Position of Centers for Disease Control and Prevention (CDC)
The CDC regularly publishes guidelines for the treatment of syphilis, and several key issues related to serofast state syphilis are highlighted below:
Treatment regimen consistency: The CDC advises that using more than one dose of benzathine penicillin for treating early and late latent syphilis in patients with HIV co-infection (as well as those without HIV co-infection) does not provide additional clinical or serological benefits. Therefore, the treatment regimen should remain the same regardless of HIV status [5, 36].
Alternative antibiotic options: When penicillin cannot be used, doxycycline is considered an acceptable alternative. However, azithromycin should not be used due to widespread macrolide resistance in the USA and many other regions. Ceftriaxone is also regarded as a reasonable alternative to penicillin for treating early syphilis [5].
Insufficient data on additional antibiotic doses: There are currently insufficient data on the effectiveness of additional doses of antibiotics in improving the serological response in patients with serofast state syphilis, particularly concerning long-term outcomes.

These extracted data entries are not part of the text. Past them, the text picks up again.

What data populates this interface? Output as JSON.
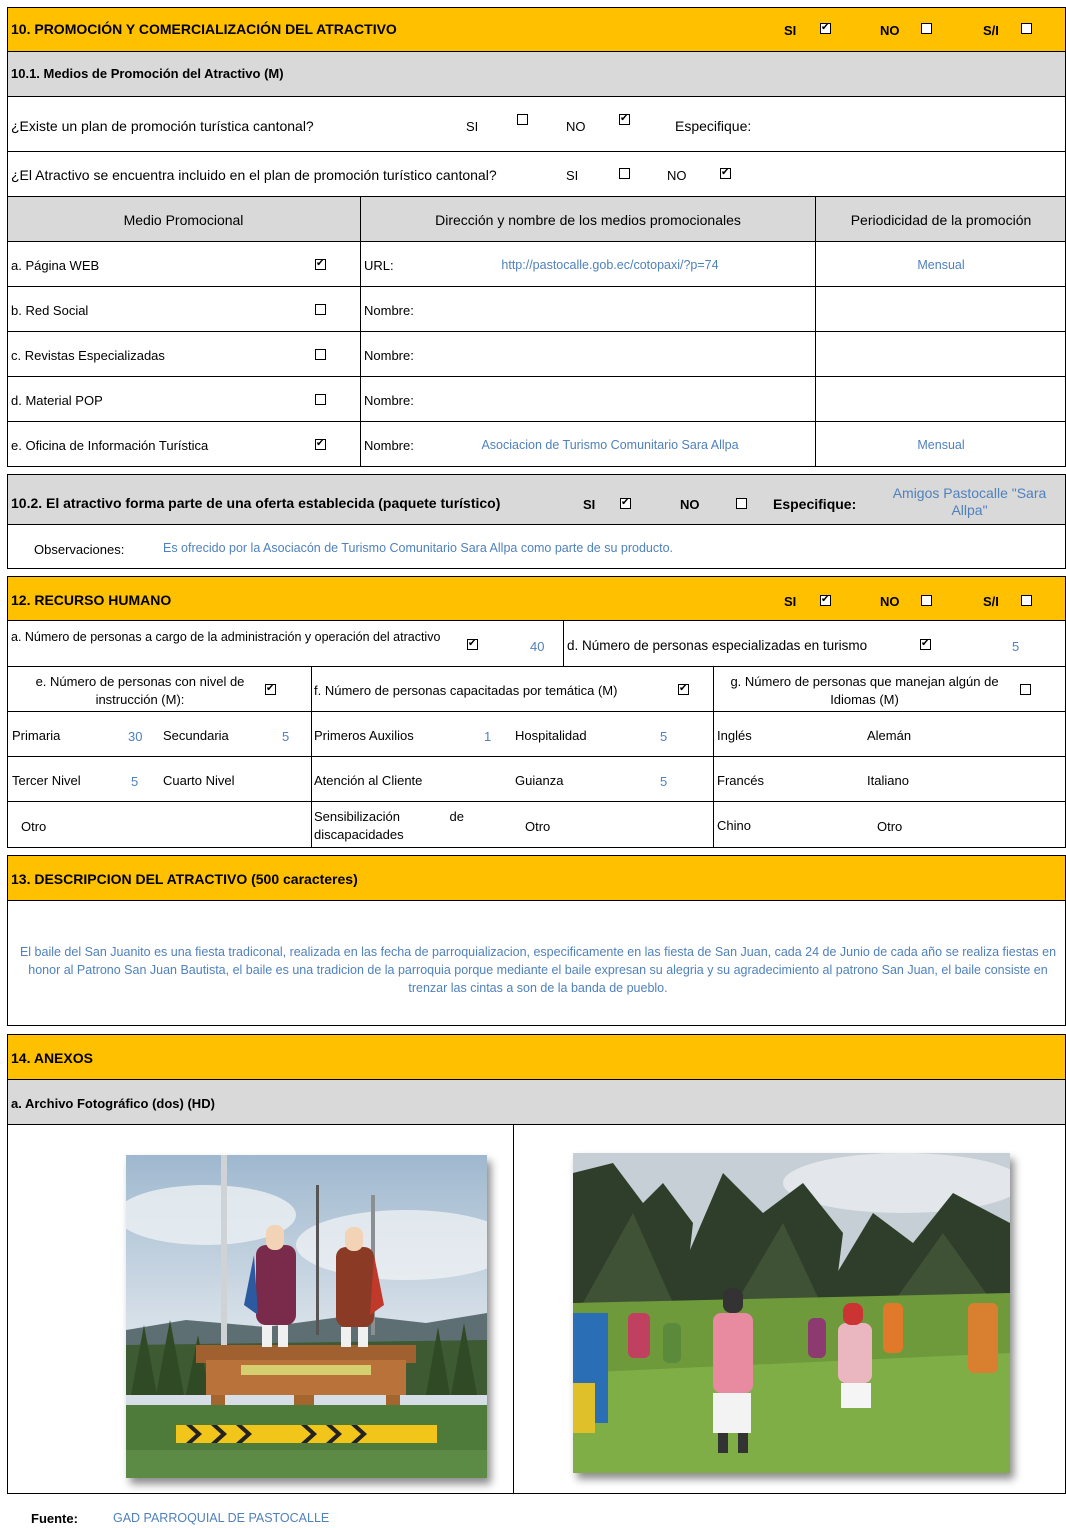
{
  "s10": {
    "title": "10. PROMOCIÓN Y COMERCIALIZACIÓN DEL ATRACTIVO",
    "si": "SI",
    "no": "NO",
    "sn": "S/I",
    "si_checked": true,
    "no_checked": false,
    "sn_checked": false
  },
  "s101": {
    "title": "10.1. Medios de Promoción del Atractivo (M)",
    "q1": "¿Existe un plan de promoción turística cantonal?",
    "q1_si": "SI",
    "q1_no": "NO",
    "q1_si_checked": false,
    "q1_no_checked": true,
    "q1_specify": "Especifique:",
    "q2": "¿El Atractivo se encuentra incluido en el plan de promoción turístico cantonal?",
    "q2_si": "SI",
    "q2_no": "NO",
    "q2_si_checked": false,
    "q2_no_checked": true,
    "col_medio": "Medio Promocional",
    "col_direccion": "Dirección y nombre de los medios promocionales",
    "col_periodicidad": "Periodicidad de la promoción",
    "rows": [
      {
        "medio": "a. Página WEB",
        "checked": true,
        "label": "URL:",
        "value": "http://pastocalle.gob.ec/cotopaxi/?p=74",
        "period": "Mensual"
      },
      {
        "medio": "b. Red Social",
        "checked": false,
        "label": "Nombre:",
        "value": "",
        "period": ""
      },
      {
        "medio": "c. Revistas Especializadas",
        "checked": false,
        "label": "Nombre:",
        "value": "",
        "period": ""
      },
      {
        "medio": "d. Material POP",
        "checked": false,
        "label": "Nombre:",
        "value": "",
        "period": ""
      },
      {
        "medio": "e. Oficina de Información Turística",
        "checked": true,
        "label": "Nombre:",
        "value": "Asociacion de Turismo Comunitario Sara Allpa",
        "period": "Mensual"
      }
    ]
  },
  "s102": {
    "title": "10.2. El atractivo forma parte de una oferta establecida (paquete turístico)",
    "si": "SI",
    "no": "NO",
    "si_checked": true,
    "no_checked": false,
    "specify": "Especifique:",
    "specify_value": "Amigos Pastocalle \"Sara Allpa\"",
    "obs_label": "Observaciones:",
    "obs_value": "Es ofrecido por la Asociacón de Turismo Comunitario Sara Allpa como parte de su producto."
  },
  "s12": {
    "title": "12. RECURSO HUMANO",
    "si": "SI",
    "no": "NO",
    "sn": "S/I",
    "si_checked": true,
    "no_checked": false,
    "sn_checked": false,
    "a_label": "a. Número de personas a cargo de la administración y operación del atractivo",
    "a_checked": true,
    "a_value": "40",
    "d_label": "d. Número de personas especializadas en turismo",
    "d_checked": true,
    "d_value": "5",
    "e_label": "e. Número de personas con nivel de instrucción (M):",
    "e_checked": true,
    "f_label": "f. Número de personas capacitadas por temática (M)",
    "f_checked": true,
    "g_label": "g. Número de personas que manejan algún de Idiomas (M)",
    "g_checked": false,
    "primaria": "Primaria",
    "primaria_v": "30",
    "secundaria": "Secundaria",
    "secundaria_v": "5",
    "tercer": "Tercer Nivel",
    "tercer_v": "5",
    "cuarto": "Cuarto Nivel",
    "cuarto_v": "",
    "otro1": "Otro",
    "auxilios": "Primeros Auxilios",
    "auxilios_v": "1",
    "hospitalidad": "Hospitalidad",
    "hospitalidad_v": "5",
    "atencion": "Atención al Cliente",
    "atencion_v": "",
    "guianza": "Guianza",
    "guianza_v": "5",
    "sensib": "Sensibilización de discapacidades",
    "otro2": "Otro",
    "ingles": "Inglés",
    "aleman": "Alemán",
    "frances": "Francés",
    "italiano": "Italiano",
    "chino": "Chino",
    "otro3": "Otro"
  },
  "s13": {
    "title": "13. DESCRIPCION DEL ATRACTIVO (500 caracteres)",
    "text": "El baile del San Juanito es una fiesta tradiconal, realizada en las fecha de parroquializacion, especificamente en las fiesta de San Juan, cada 24 de Junio de cada año se realiza fiestas en honor al Patrono San Juan Bautista, el baile es una tradicion de la parroquia porque mediante el baile expresan su alegria y su agradecimiento al patrono San Juan, el baile consiste en trenzar las cintas a son de la banda de pueblo."
  },
  "s14": {
    "title": "14. ANEXOS",
    "sub": "a. Archivo Fotográfico (dos) (HD)",
    "source_label": "Fuente:",
    "source_value": "GAD PARROQUIAL DE PASTOCALLE"
  },
  "colors": {
    "header": "#ffc000",
    "subheader": "#d9d9d9",
    "value": "#4f81bd"
  }
}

The CDC also acknowledges the discrepancies in the definitions of ‘serofast state’ across different studies, which complicates the interpretation of results [5]. This issue has also been noted by the authors of the present review.

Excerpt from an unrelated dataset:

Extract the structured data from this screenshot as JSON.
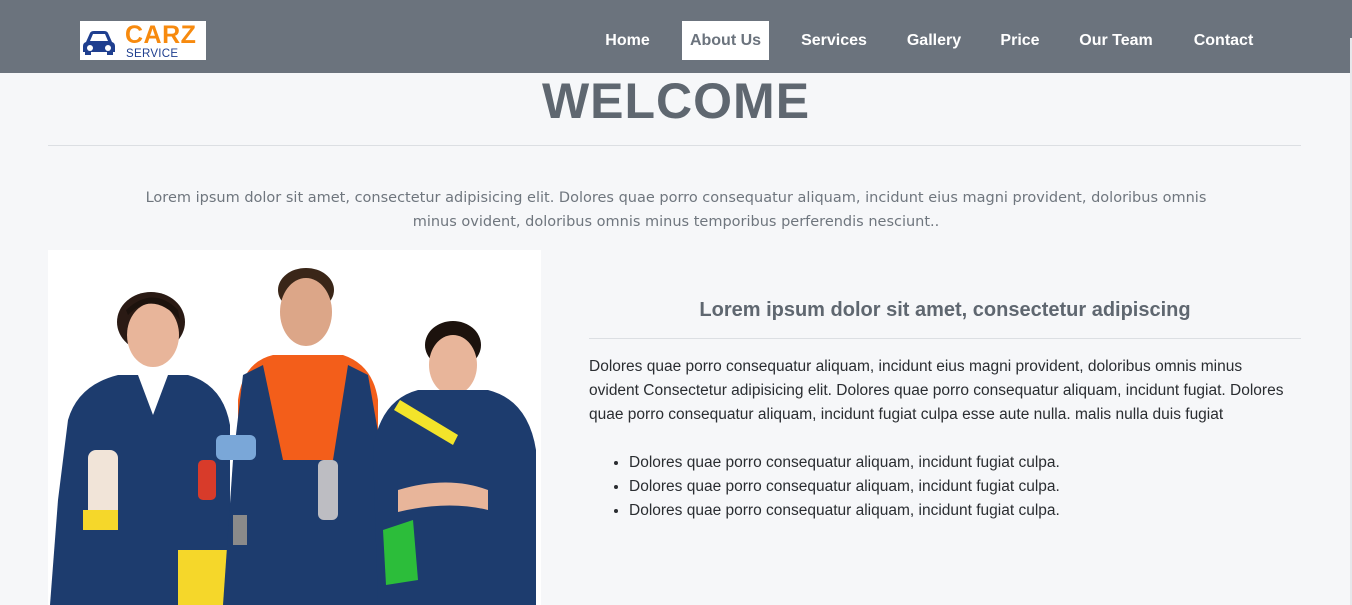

Predictive factors: The predictive factors for serofast state syphilis identified by the CDC align with those identified in this review, further validating the conclusions drawn.
These CDC guidelines provide a clear framework for managing syphilis, particularly in the context of serofast state, while also highlighting areas where further research and data are needed.
Conclusions
The precise nature of serofast remains unclear, and further research is required to elucidate this. A deeper understanding of the mechanism will facilitate the development of standards for diagnostic, therapeutic and epidemiological management.
The authors of this publication agree on this point with Lorenz et al. [40]. It is necessary to introduce uniform definitions, criteria and nomenclature in the field of serofast state syphilis so that in future it will be easier to compare the results of the work of different research teams.